This entire zone is unsuitable for recreational camping
Not seeing anything that resembles a camping place from the road, I walked around the perimeter marked out by a line of yellow topped wooden posts. This gives a view from the perimeter in to the Camping Zone and I hoped I would be able to identify potential camping places along the way. You can view progress by clicking on the grid below and scroll/ click through the gallery to view each image in turn.
No natural pitches and the two created are not suitable as they stand
In the absence of any natural pitches big enough to take a tent, the National Park Authority have been forced into a botched attempt to create them to meet their requirements to deliver at least two pitches in permit zone C. Form a visitor perspective, you would expect to have a choice of at least 6 to 10 prime locations in a zone of this size
The National Park Authorities Camping Permit Conditions state:
- “Avoid pitching your tent on ground that is already trampled or has dying vegetation cover. Pitch on durable surfaces, such as gravel, and grasses.
- Choose a safe place to pitch your tent. Your choice of where to pitch your tent is at your own risk.”
Zone C – camping pitch 1
Pitch 1 is a semi natural pitch on at a loch side location. The pitch is bounded by the loch to the south, a bog to the west and a slope to all other aspects. The area is constrained and was too small for a tent.
Ground work in the form of cutting away a heather patch has been required to increase the area to allow pitching a small tent. The works have been botched insofar as they have not removed the heather roots so regrowth will occur this season but more importantly, in cutting back the heather, the Park Authority have left sharp heather stalks which will hole any tent floor pitched upon it, not to mention the possibility of stabbing injuries to humans. The site slopes to the loch and is waterlogged.

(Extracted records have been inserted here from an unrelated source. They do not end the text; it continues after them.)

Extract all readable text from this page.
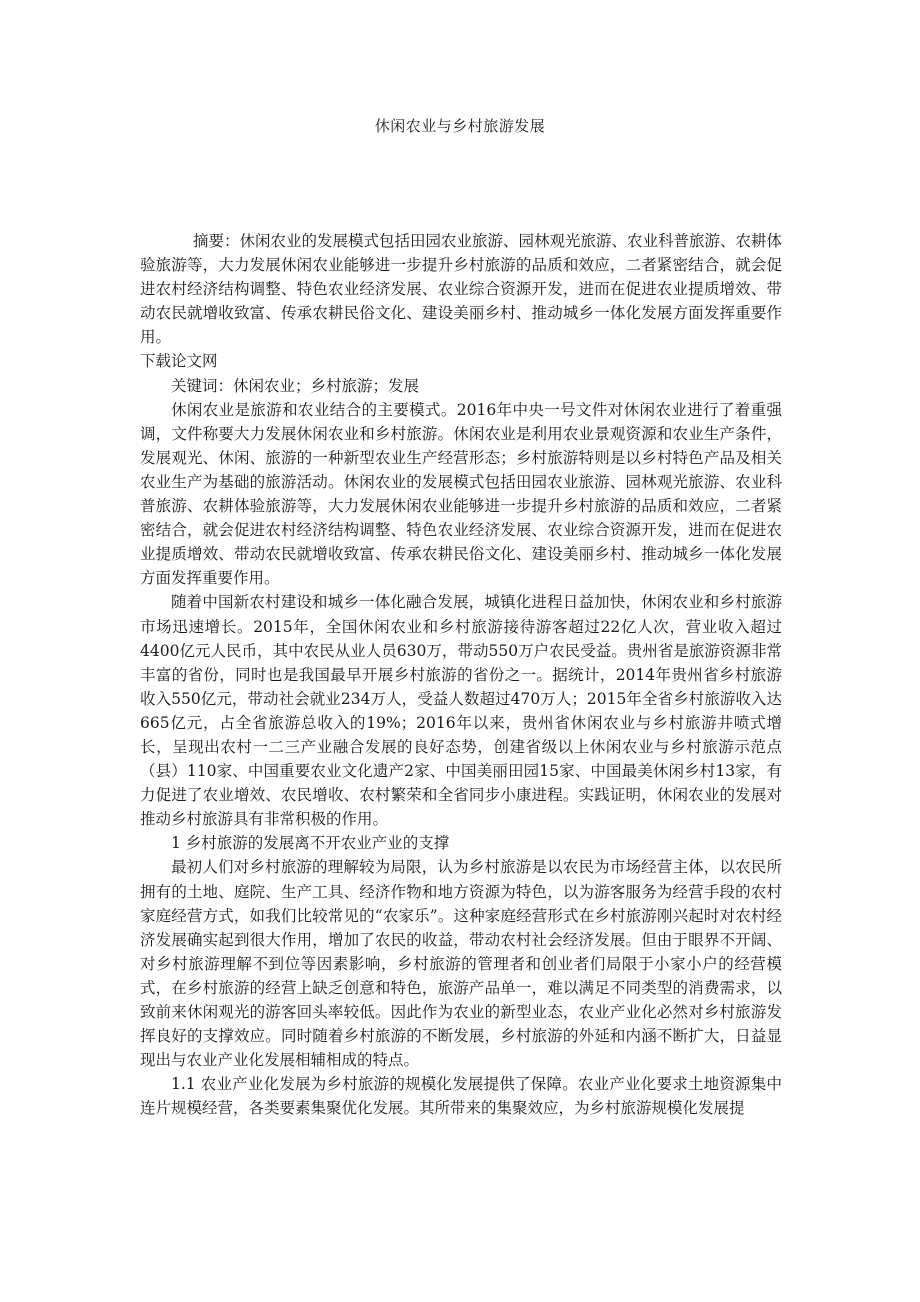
休闲农业与乡村旅游发展

摘要：休闲农业的发展模式包括田园农业旅游、园林观光旅游、农业科普旅游、农耕体验旅游等，大力发展休闲农业能够进一步提升乡村旅游的品质和效应，二者紧密结合，就会促进农村经济结构调整、特色农业经济发展、农业综合资源开发，进而在促进农业提质增效、带动农民就增收致富、传承农耕民俗文化、建设美丽乡村、推动城乡一体化发展方面发挥重要作用。

下载论文网

关键词：休闲农业；乡村旅游；发展

休闲农业是旅游和农业结合的主要模式。2016年中央一号文件对休闲农业进行了着重强调，文件称要大力发展休闲农业和乡村旅游。休闲农业是利用农业景观资源和农业生产条件，发展观光、休闲、旅游的一种新型农业生产经营形态；乡村旅游特则是以乡村特色产品及相关农业生产为基础的旅游活动。休闲农业的发展模式包括田园农业旅游、园林观光旅游、农业科普旅游、农耕体验旅游等，大力发展休闲农业能够进一步提升乡村旅游的品质和效应，二者紧密结合，就会促进农村经济结构调整、特色农业经济发展、农业综合资源开发，进而在促进农业提质增效、带动农民就增收致富、传承农耕民俗文化、建设美丽乡村、推动城乡一体化发展方面发挥重要作用。

随着中国新农村建设和城乡一体化融合发展，城镇化进程日益加快，休闲农业和乡村旅游市场迅速增长。2015年，全国休闲农业和乡村旅游接待游客超过22亿人次，营业收入超过4400亿元人民币，其中农民从业人员630万，带动550万户农民受益。贵州省是旅游资源非常丰富的省份，同时也是我国最早开展乡村旅游的省份之一。据统计，2014年贵州省乡村旅游收入550亿元，带动社会就业234万人，受益人数超过470万人；2015年全省乡村旅游收入达665亿元，占全省旅游总收入的19%；2016年以来，贵州省休闲农业与乡村旅游井喷式增长，呈现出农村一二三产业融合发展的良好态势，创建省级以上休闲农业与乡村旅游示范点（县）110家、中国重要农业文化遗产2家、中国美丽田园15家、中国最美休闲乡村13家，有力促进了农业增效、农民增收、农村繁荣和全省同步小康进程。实践证明，休闲农业的发展对推动乡村旅游具有非常积极的作用。

1 乡村旅游的发展离不开农业产业的支撑

最初人们对乡村旅游的理解较为局限，认为乡村旅游是以农民为市场经营主体，以农民所拥有的土地、庭院、生产工具、经济作物和地方资源为特色，以为游客服务为经营手段的农村家庭经营方式，如我们比较常见的“农家乐”。这种家庭经营形式在乡村旅游刚兴起时对农村经济发展确实起到很大作用，增加了农民的收益，带动农村社会经济发展。但由于眼界不开阔、对乡村旅游理解不到位等因素影响，乡村旅游的管理者和创业者们局限于小家小户的经营模式，在乡村旅游的经营上缺乏创意和特色，旅游产品单一，难以满足不同类型的消费需求，以致前来休闲观光的游客回头率较低。因此作为农业的新型业态，农业产业化必然对乡村旅游发挥良好的支撑效应。同时随着乡村旅游的不断发展，乡村旅游的外延和内涵不断扩大，日益显现出与农业产业化发展相辅相成的特点。

1.1 农业产业化发展为乡村旅游的规模化发展提供了保障。农业产业化要求土地资源集中连片规模经营，各类要素集聚优化发展。其所带来的集聚效应，为乡村旅游规模化发展提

The water level is 2 inches below the camping surface making it wet and the shore line is soft and in danger of collapsing under human loads at the edge. The loch is deep at this location and this poses a threat especially to children. The lack of level space to manoeuvre around any camping pitch is a issue. This pitch is just not suitable for recreational camping except perhaps for the smallest of tents in dry weather and if ground cover issues were resolved. However this camping pitch breaches advice in the Camping Permit Conditions insofar as it does not constitute a safe area to camp.
Zone C – Camping pitch 2
It’s hard to understand who would believe the mere strimming of an area in this location would result in a serviceable camping pitch. The Park Authority have chosen an area beside the existing path down towards the loch shore view point just off the main track.
They have cut a the heather back to form line through the dense vegetation which its easy to walk past. It is not a path with a hard surface nor is it a typical worn path only a gap in the vegetation, it’s highlighted above with flash.

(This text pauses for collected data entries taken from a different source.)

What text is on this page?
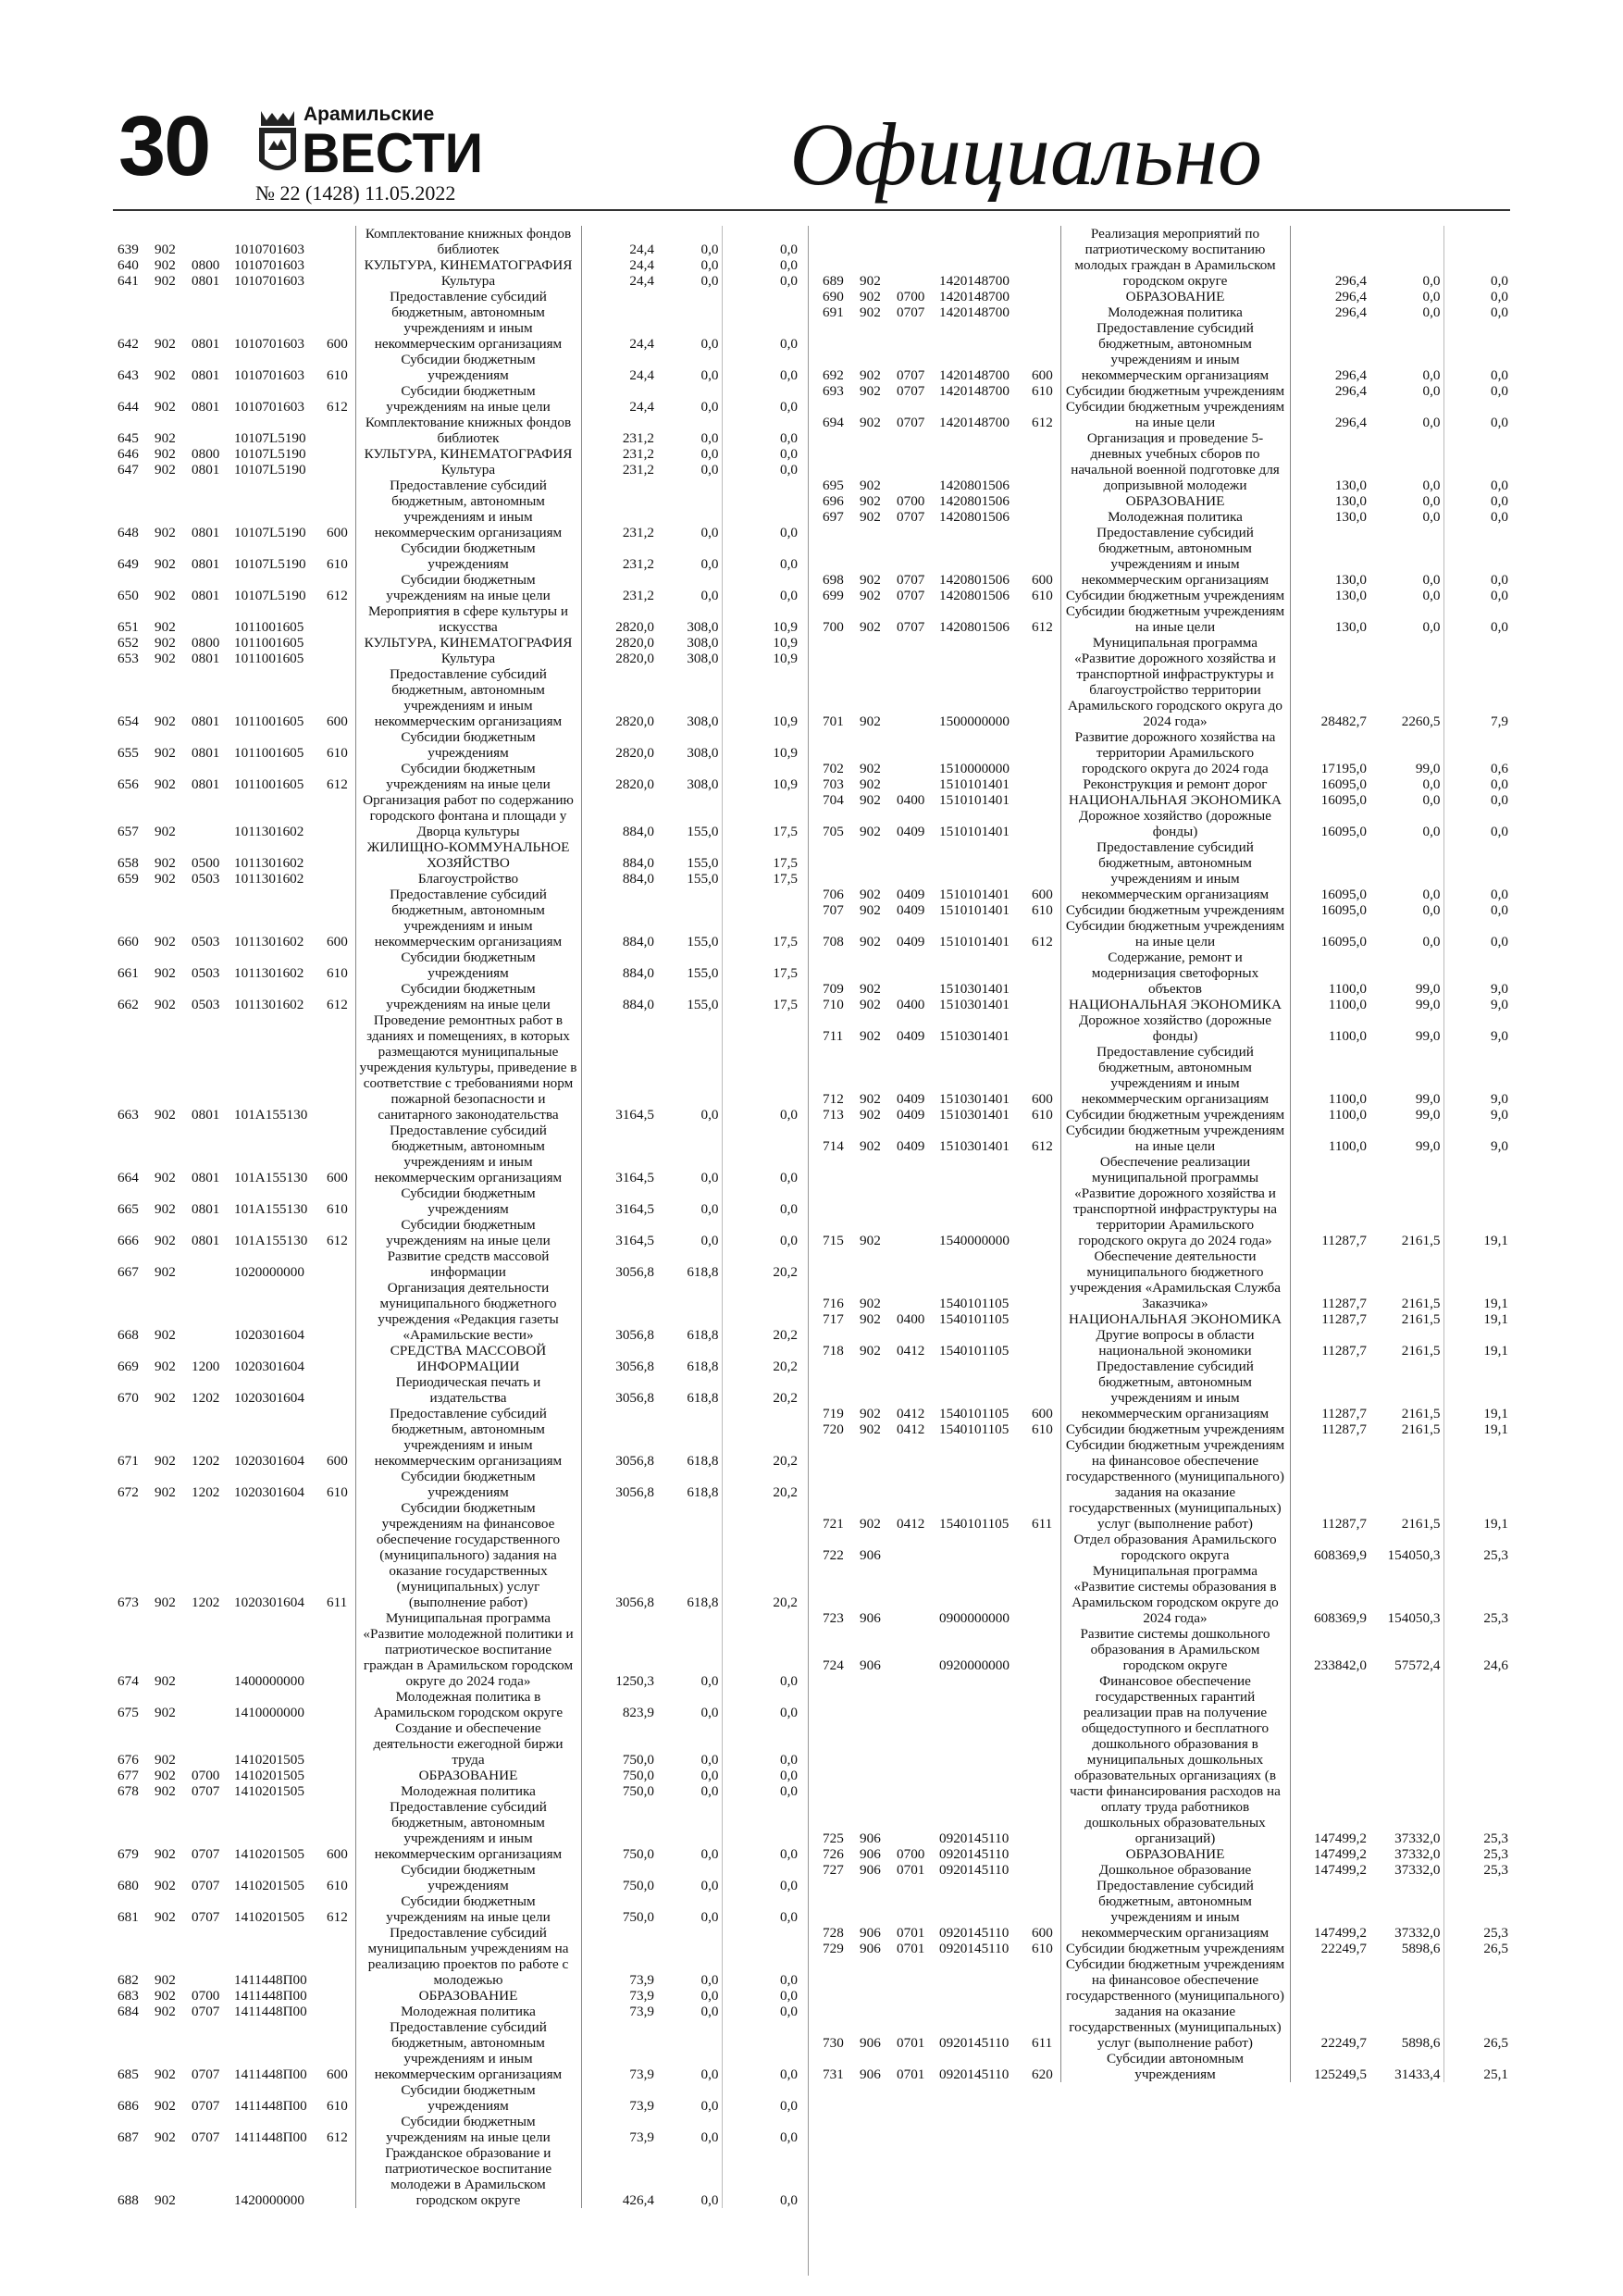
30	Арамильские
ВЕСТИ
№ 22 (1428) 11.05.2022	Официально
639	902		1010701603		Комплектование книжных фондов библиотек	24,4	0,0	0,0
640	902	0800	1010701603		КУЛЬТУРА, КИНЕМАТОГРАФИЯ	24,4	0,0	0,0
641	902	0801	1010701603		Культура	24,4	0,0	0,0
642	902	0801	1010701603	600	Предоставление субсидий бюджетным, автономным учреждениям и иным некоммерческим организациям	24,4	0,0	0,0
643	902	0801	1010701603	610	Субсидии бюджетным учреждениям	24,4	0,0	0,0
644	902	0801	1010701603	612	Субсидии бюджетным учреждениям на иные цели	24,4	0,0	0,0
645	902		10107L5190		Комплектование книжных фондов библиотек	231,2	0,0	0,0
646	902	0800	10107L5190		КУЛЬТУРА, КИНЕМАТОГРАФИЯ	231,2	0,0	0,0
647	902	0801	10107L5190		Культура	231,2	0,0	0,0
648	902	0801	10107L5190	600	Предоставление субсидий бюджетным, автономным учреждениям и иным некоммерческим организациям	231,2	0,0	0,0
649	902	0801	10107L5190	610	Субсидии бюджетным учреждениям	231,2	0,0	0,0
650	902	0801	10107L5190	612	Субсидии бюджетным учреждениям на иные цели	231,2	0,0	0,0
651	902		1011001605		Мероприятия в сфере культуры и искусства	2820,0	308,0	10,9
652	902	0800	1011001605		КУЛЬТУРА, КИНЕМАТОГРАФИЯ	2820,0	308,0	10,9
653	902	0801	1011001605		Культура	2820,0	308,0	10,9
654	902	0801	1011001605	600	Предоставление субсидий бюджетным, автономным учреждениям и иным некоммерческим организациям	2820,0	308,0	10,9
655	902	0801	1011001605	610	Субсидии бюджетным учреждениям	2820,0	308,0	10,9
656	902	0801	1011001605	612	Субсидии бюджетным учреждениям на иные цели	2820,0	308,0	10,9
657	902		1011301602		Организация работ по содержанию городского фонтана и площади у Дворца культуры	884,0	155,0	17,5
658	902	0500	1011301602		ЖИЛИЩНО-КОММУНАЛЬНОЕ ХОЗЯЙСТВО	884,0	155,0	17,5
659	902	0503	1011301602		Благоустройство	884,0	155,0	17,5
660	902	0503	1011301602	600	Предоставление субсидий бюджетным, автономным учреждениям и иным некоммерческим организациям	884,0	155,0	17,5
661	902	0503	1011301602	610	Субсидии бюджетным учреждениям	884,0	155,0	17,5
662	902	0503	1011301602	612	Субсидии бюджетным учреждениям на иные цели	884,0	155,0	17,5
663	902	0801	101А155130		Проведение ремонтных работ в зданиях и помещениях, в которых размещаются муниципальные учреждения культуры, приведение в соответствие с требованиями норм пожарной безопасности и санитарного законодательства	3164,5	0,0	0,0
664	902	0801	101А155130	600	Предоставление субсидий бюджетным, автономным учреждениям и иным некоммерческим организациям	3164,5	0,0	0,0
665	902	0801	101А155130	610	Субсидии бюджетным учреждениям	3164,5	0,0	0,0
666	902	0801	101А155130	612	Субсидии бюджетным учреждениям на иные цели	3164,5	0,0	0,0
667	902		1020000000		Развитие средств массовой информации	3056,8	618,8	20,2
668	902		1020301604		Организация деятельности муниципального бюджетного учреждения «Редакция газеты «Арамильские вести»	3056,8	618,8	20,2
669	902	1200	1020301604		СРЕДСТВА МАССОВОЙ ИНФОРМАЦИИ	3056,8	618,8	20,2
670	902	1202	1020301604		Периодическая печать и издательства	3056,8	618,8	20,2
671	902	1202	1020301604	600	Предоставление субсидий бюджетным, автономным учреждениям и иным некоммерческим организациям	3056,8	618,8	20,2
672	902	1202	1020301604	610	Субсидии бюджетным учреждениям	3056,8	618,8	20,2
673	902	1202	1020301604	611	Субсидии бюджетным учреждениям на финансовое обеспечение государственного (муниципального) задания на оказание государственных (муниципальных) услуг (выполнение работ)	3056,8	618,8	20,2
674	902		1400000000		Муниципальная программа «Развитие молодежной политики и патриотическое воспитание граждан в Арамильском городском округе до 2024 года»	1250,3	0,0	0,0
675	902		1410000000		Молодежная политика в Арамильском городском округе	823,9	0,0	0,0
676	902		1410201505		Создание и обеспечение деятельности ежегодной биржи труда	750,0	0,0	0,0
677	902	0700	1410201505		ОБРАЗОВАНИЕ	750,0	0,0	0,0
678	902	0707	1410201505		Молодежная политика	750,0	0,0	0,0
679	902	0707	1410201505	600	Предоставление субсидий бюджетным, автономным учреждениям и иным некоммерческим организациям	750,0	0,0	0,0
680	902	0707	1410201505	610	Субсидии бюджетным учреждениям	750,0	0,0	0,0
681	902	0707	1410201505	612	Субсидии бюджетным учреждениям на иные цели	750,0	0,0	0,0
682	902		1411448П00		Предоставление субсидий муниципальным учреждениям на реализацию проектов по работе с молодежью	73,9	0,0	0,0
683	902	0700	1411448П00		ОБРАЗОВАНИЕ	73,9	0,0	0,0
684	902	0707	1411448П00		Молодежная политика	73,9	0,0	0,0
685	902	0707	1411448П00	600	Предоставление субсидий бюджетным, автономным учреждениям и иным некоммерческим организациям	73,9	0,0	0,0
686	902	0707	1411448П00	610	Субсидии бюджетным учреждениям	73,9	0,0	0,0
687	902	0707	1411448П00	612	Субсидии бюджетным учреждениям на иные цели	73,9	0,0	0,0
688	902		1420000000		Гражданское образование и патриотическое воспитание молодежи в Арамильском городском округе	426,4	0,0	0,0
689	902		1420148700		Реализация мероприятий по патриотическому воспитанию молодых граждан в Арамильском городском округе	296,4	0,0	0,0
690	902	0700	1420148700		ОБРАЗОВАНИЕ	296,4	0,0	0,0
691	902	0707	1420148700		Молодежная политика	296,4	0,0	0,0
692	902	0707	1420148700	600	Предоставление субсидий бюджетным, автономным учреждениям и иным некоммерческим организациям	296,4	0,0	0,0
693	902	0707	1420148700	610	Субсидии бюджетным учреждениям	296,4	0,0	0,0
694	902	0707	1420148700	612	Субсидии бюджетным учреждениям на иные цели	296,4	0,0	0,0
695	902		1420801506		Организация и проведение 5-дневных учебных сборов по начальной военной подготовке для допризывной молодежи	130,0	0,0	0,0
696	902	0700	1420801506		ОБРАЗОВАНИЕ	130,0	0,0	0,0
697	902	0707	1420801506		Молодежная политика	130,0	0,0	0,0
698	902	0707	1420801506	600	Предоставление субсидий бюджетным, автономным учреждениям и иным некоммерческим организациям	130,0	0,0	0,0
699	902	0707	1420801506	610	Субсидии бюджетным учреждениям	130,0	0,0	0,0
700	902	0707	1420801506	612	Субсидии бюджетным учреждениям на иные цели	130,0	0,0	0,0
701	902		1500000000		Муниципальная программа «Развитие дорожного хозяйства и транспортной инфраструктуры и благоустройство территории Арамильского городского округа до 2024 года»	28482,7	2260,5	7,9
702	902		1510000000		Развитие дорожного хозяйства на территории Арамильского городского округа до 2024 года	17195,0	99,0	0,6
703	902		1510101401		Реконструкция и ремонт дорог	16095,0	0,0	0,0
704	902	0400	1510101401		НАЦИОНАЛЬНАЯ ЭКОНОМИКА	16095,0	0,0	0,0
705	902	0409	1510101401		Дорожное хозяйство (дорожные фонды)	16095,0	0,0	0,0
706	902	0409	1510101401	600	Предоставление субсидий бюджетным, автономным учреждениям и иным некоммерческим организациям	16095,0	0,0	0,0
707	902	0409	1510101401	610	Субсидии бюджетным учреждениям	16095,0	0,0	0,0
708	902	0409	1510101401	612	Субсидии бюджетным учреждениям на иные цели	16095,0	0,0	0,0
709	902		1510301401		Содержание, ремонт и модернизация светофорных объектов	1100,0	99,0	9,0
710	902	0400	1510301401		НАЦИОНАЛЬНАЯ ЭКОНОМИКА	1100,0	99,0	9,0
711	902	0409	1510301401		Дорожное хозяйство (дорожные фонды)	1100,0	99,0	9,0
712	902	0409	1510301401	600	Предоставление субсидий бюджетным, автономным учреждениям и иным некоммерческим организациям	1100,0	99,0	9,0
713	902	0409	1510301401	610	Субсидии бюджетным учреждениям	1100,0	99,0	9,0
714	902	0409	1510301401	612	Субсидии бюджетным учреждениям на иные цели	1100,0	99,0	9,0
715	902		1540000000		Обеспечение реализации муниципальной программы «Развитие дорожного хозяйства и транспортной инфраструктуры на территории Арамильского городского округа до 2024 года»	11287,7	2161,5	19,1
716	902		1540101105		Обеспечение деятельности муниципального бюджетного учреждения «Арамильская Служба Заказчика»	11287,7	2161,5	19,1
717	902	0400	1540101105		НАЦИОНАЛЬНАЯ ЭКОНОМИКА	11287,7	2161,5	19,1
718	902	0412	1540101105		Другие вопросы в области национальной экономики	11287,7	2161,5	19,1
719	902	0412	1540101105	600	Предоставление субсидий бюджетным, автономным учреждениям и иным некоммерческим организациям	11287,7	2161,5	19,1
720	902	0412	1540101105	610	Субсидии бюджетным учреждениям	11287,7	2161,5	19,1
721	902	0412	1540101105	611	Субсидии бюджетным учреждениям на финансовое обеспечение государственного (муниципального) задания на оказание государственных (муниципальных) услуг (выполнение работ)	11287,7	2161,5	19,1
722	906				Отдел образования Арамильского городского округа	608369,9	154050,3	25,3
723	906		0900000000		Муниципальная программа «Развитие системы образования в Арамильском городском округе до 2024 года»	608369,9	154050,3	25,3
724	906		0920000000		Развитие системы дошкольного образования в Арамильском городском округе	233842,0	57572,4	24,6
725	906		0920145110		Финансовое обеспечение государственных гарантий реализации прав на получение общедоступного и бесплатного дошкольного образования в муниципальных дошкольных образовательных организациях (в части финансирования расходов на оплату труда работников дошкольных образовательных организаций)	147499,2	37332,0	25,3
726	906	0700	0920145110		ОБРАЗОВАНИЕ	147499,2	37332,0	25,3
727	906	0701	0920145110		Дошкольное образование	147499,2	37332,0	25,3
728	906	0701	0920145110	600	Предоставление субсидий бюджетным, автономным учреждениям и иным некоммерческим организациям	147499,2	37332,0	25,3
729	906	0701	0920145110	610	Субсидии бюджетным учреждениям	22249,7	5898,6	26,5
730	906	0701	0920145110	611	Субсидии бюджетным учреждениям на финансовое обеспечение государственного (муниципального) задания на оказание государственных (муниципальных) услуг (выполнение работ)	22249,7	5898,6	26,5
731	906	0701	0920145110	620	Субсидии автономным учреждениям	125249,5	31433,4	25,1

On reaching the end in this short ‘path’ there is a second area that has been trimmed back to reduce the height of vegetation in the mass of moss, heather and thick grasses that blanket the zone. It remains 6 – 8 inches thick and is not a suitable surface for pitching a tent and securing tent pegs to the ground is problematic. As before, the cut heather stalks have been left 4 to 6 inches long which would cause injury to any person and tent using this site. The site is small and there is nowhere to erect a seat , use a stove or lie down to relax.
Cooking, even with a stove would pose a real fire risk and without firm ground as as stated in their own Camping Permit Conditions, recreational camping cannot take place.
Tick and Midge Haven
The nature of the vegetation cover interspaced with standing water makes this Zone an ideal breading ground for midges and ticks, the dense vegetation provides an insulated layer at root level that allows insect eggs, larvae, pupae, nymphs, or adults to overwinter in all but the severest conditions thus guaranteeing large insect populations in the summer months. Not a place you would want to spend time.
Spectacularly failed, even when doing nothing.
Loch Lomond and the Trossachs National Park Authority and their board are responsible for misleading the public and other agencies on a massive scale. It is clear they have failed to provide equivalent camping pitches for those camping out of cars. The very campers they have banned from all their management zones. Its hard to imagine camping of any type being viable anywhere in Zone C.
Besides double counting existing pitches as new provision (Loch Lubnaig and Sallochy to meet their target of 300 new places) the LLTNPA are trying to muddy the waters by renaming out of car camping style as a wild camping experience both at Loch Chon and elsewhere. They are doing this so they can justify the poor provision at Loch Chon, their failure to provide new facilities and for doing absolutely nothing to ensure there are viable places to camp in the locations they have decided to allow camping by permit. We can see this from the images for zone C and the many other camping zones that are devoid of any places which it is feasible let alone good to camp.
It’s time for the Scottish Government to scrap these byelaws, the LLTNPA have spectacularly failed to meet their commitments and are not competent to manage camping.